Directfreak 06-04-12 03:57 PM


Originally Posted by twinkletoes (Post 11112720)
I was looking at the lincoln pro mig 140 now. Says it's capable of 5/16" steel. Seems like a good welder. Mig/flux core, uses 120 volt plug. With the lincoln mig 180 I would need a 230 socket which I don't have..

Or I could go with this.. http://www.harborfreight.com/170-amp...der-68885.html.

I'd save 300$, but the "get what you pay for" probably comes into play. Harbor freight usually has good warranties though. Might not be bad for now.
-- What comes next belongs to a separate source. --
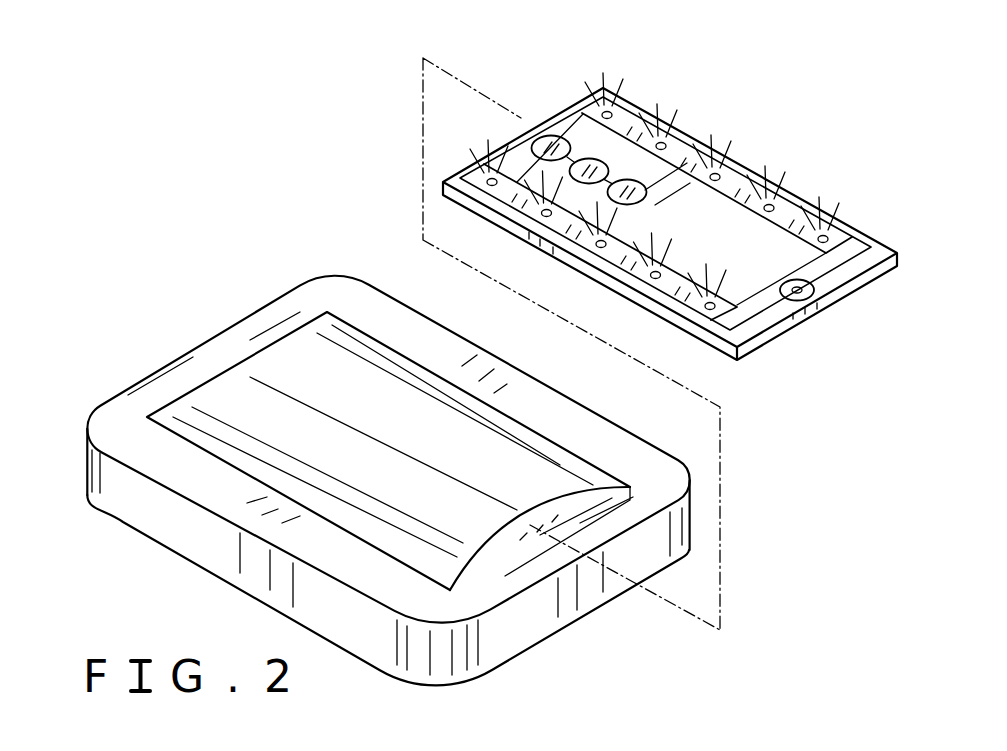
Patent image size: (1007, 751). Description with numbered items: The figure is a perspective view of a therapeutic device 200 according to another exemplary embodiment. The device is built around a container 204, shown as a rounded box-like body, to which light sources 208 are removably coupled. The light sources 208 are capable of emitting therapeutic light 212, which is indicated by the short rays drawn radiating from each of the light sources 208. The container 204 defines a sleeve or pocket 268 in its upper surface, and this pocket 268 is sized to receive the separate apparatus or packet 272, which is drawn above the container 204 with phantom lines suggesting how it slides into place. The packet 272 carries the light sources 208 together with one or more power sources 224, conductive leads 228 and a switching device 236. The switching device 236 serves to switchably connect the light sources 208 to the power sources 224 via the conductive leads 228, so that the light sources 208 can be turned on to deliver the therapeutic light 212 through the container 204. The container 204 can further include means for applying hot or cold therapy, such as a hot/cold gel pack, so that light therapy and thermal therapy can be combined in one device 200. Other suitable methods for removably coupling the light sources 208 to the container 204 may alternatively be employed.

Yeah, I seen Nofords mention that. I'll probably still go along with what you did or just drill a new hole and reinforce it like adsy did on his car. I'd rather go the route you did though so it's a little simpler and don't have to cut up the frame rail.

Gonna Buy a welder, tools, learn to weld, and then go through the process
of upgrading to a "used" car's steering. On top of all that, you'd lose your beautiful wheels.

For your situation
- get the respeed steering kit and call it a day. You don't need TII brakes, unless you are REPEATEDLY braking hard, as in a road course. Remember the limiting factor is tire grip. I am sure you can lock up your stock brakes all day as well.

Just good ventilated rotors, upgraded pads, and SS brake lines. TII brakes are not going to stop you any faster, they will just prevent fade over stock.

I *wish* I had gone that way in the first place.